Bunların ilki tabii ki Leyla Zana.
Aslında Zana’dan pekala bir Gerry Adams çıkabilir. Zira o Batı’dan gelen bütün telkinlere rağmen Öcalan’a ve dolayısıyla PKK’ya tabi olmayı seçti. Öte yandan yasal siyasi hareketle arasına hep belli bir mesafe koyup pek yıpranmadı. Fakat ne kadar uzak durmak isterse istesin “reel politik”i çok iyi özümsedi. Kuşkusuz bu noktada cezaevinde geçen yıllardaki epey deneyim biriktirmiş olmalı.
Zana’nın bana göre en ayırt edici vasfı Kürt sorununun çözümünü samimi bir şekilde istemesidir. Daha önce de yazdım: Kuşkusuz Zana’nın “çözüm”den anladığıyla, ondan hoşlanmayan kesimlerin anladığı arasında dağlar gibi fark var, ama o “reel politik” becerisini devreye sokarak aradaki uçurumu kapatılabilir.

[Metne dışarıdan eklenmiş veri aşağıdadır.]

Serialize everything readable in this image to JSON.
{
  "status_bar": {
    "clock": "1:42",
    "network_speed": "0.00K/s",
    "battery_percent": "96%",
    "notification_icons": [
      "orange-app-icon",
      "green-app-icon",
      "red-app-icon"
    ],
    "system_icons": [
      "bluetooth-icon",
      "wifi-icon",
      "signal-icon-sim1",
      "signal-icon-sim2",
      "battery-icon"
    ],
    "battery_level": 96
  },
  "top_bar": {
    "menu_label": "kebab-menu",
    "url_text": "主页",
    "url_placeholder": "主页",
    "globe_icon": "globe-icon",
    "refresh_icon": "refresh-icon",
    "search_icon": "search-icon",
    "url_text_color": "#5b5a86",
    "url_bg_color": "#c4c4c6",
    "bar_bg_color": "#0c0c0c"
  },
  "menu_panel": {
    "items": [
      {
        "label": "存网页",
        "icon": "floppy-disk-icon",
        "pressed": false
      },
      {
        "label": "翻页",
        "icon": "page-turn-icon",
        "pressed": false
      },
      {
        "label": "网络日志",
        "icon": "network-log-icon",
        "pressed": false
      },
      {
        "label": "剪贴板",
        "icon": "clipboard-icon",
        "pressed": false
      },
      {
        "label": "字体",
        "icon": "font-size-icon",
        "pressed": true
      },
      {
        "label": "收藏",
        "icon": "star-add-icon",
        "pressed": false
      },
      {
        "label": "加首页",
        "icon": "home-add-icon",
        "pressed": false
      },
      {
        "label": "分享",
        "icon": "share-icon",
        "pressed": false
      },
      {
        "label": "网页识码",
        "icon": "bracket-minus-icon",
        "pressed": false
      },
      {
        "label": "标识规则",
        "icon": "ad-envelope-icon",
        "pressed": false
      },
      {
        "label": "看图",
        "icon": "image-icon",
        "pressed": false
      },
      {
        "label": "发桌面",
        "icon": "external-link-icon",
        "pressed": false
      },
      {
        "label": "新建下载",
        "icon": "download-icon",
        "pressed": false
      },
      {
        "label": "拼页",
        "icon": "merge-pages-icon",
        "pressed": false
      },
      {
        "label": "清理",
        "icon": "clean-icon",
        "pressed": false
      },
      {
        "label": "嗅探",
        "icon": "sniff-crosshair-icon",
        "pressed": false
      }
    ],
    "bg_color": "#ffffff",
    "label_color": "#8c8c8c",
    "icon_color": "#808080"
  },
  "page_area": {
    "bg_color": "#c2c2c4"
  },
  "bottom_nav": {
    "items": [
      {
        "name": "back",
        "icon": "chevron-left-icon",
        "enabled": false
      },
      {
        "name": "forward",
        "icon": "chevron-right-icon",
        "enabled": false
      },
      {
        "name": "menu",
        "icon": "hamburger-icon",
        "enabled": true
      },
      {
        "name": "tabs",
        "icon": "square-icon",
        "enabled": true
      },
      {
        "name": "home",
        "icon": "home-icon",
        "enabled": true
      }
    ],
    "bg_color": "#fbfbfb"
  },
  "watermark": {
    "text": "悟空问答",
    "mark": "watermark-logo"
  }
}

Daha önce “Kürt hareketi Zana’yı ne kadar bağrına basıyorsa, Türk kamuoyu da ondan o derece, hatta daha fazla uzak duruyor. İşte sırf bu nedenle Zana’nın Adams’vari bir rol üstlenebilmesini imkansıza yakın bir zorlukta görüyorum” diye yazmıştım. Ama son altı ayda yaşananlar nedeniyle TBMM’deki yemin töreninin izleri silinmiş veya bunun etkisi azalmış olabilir.
Denemekte yarar var. Çünkü tren çok kötü bir şekilde kaçmak üzere.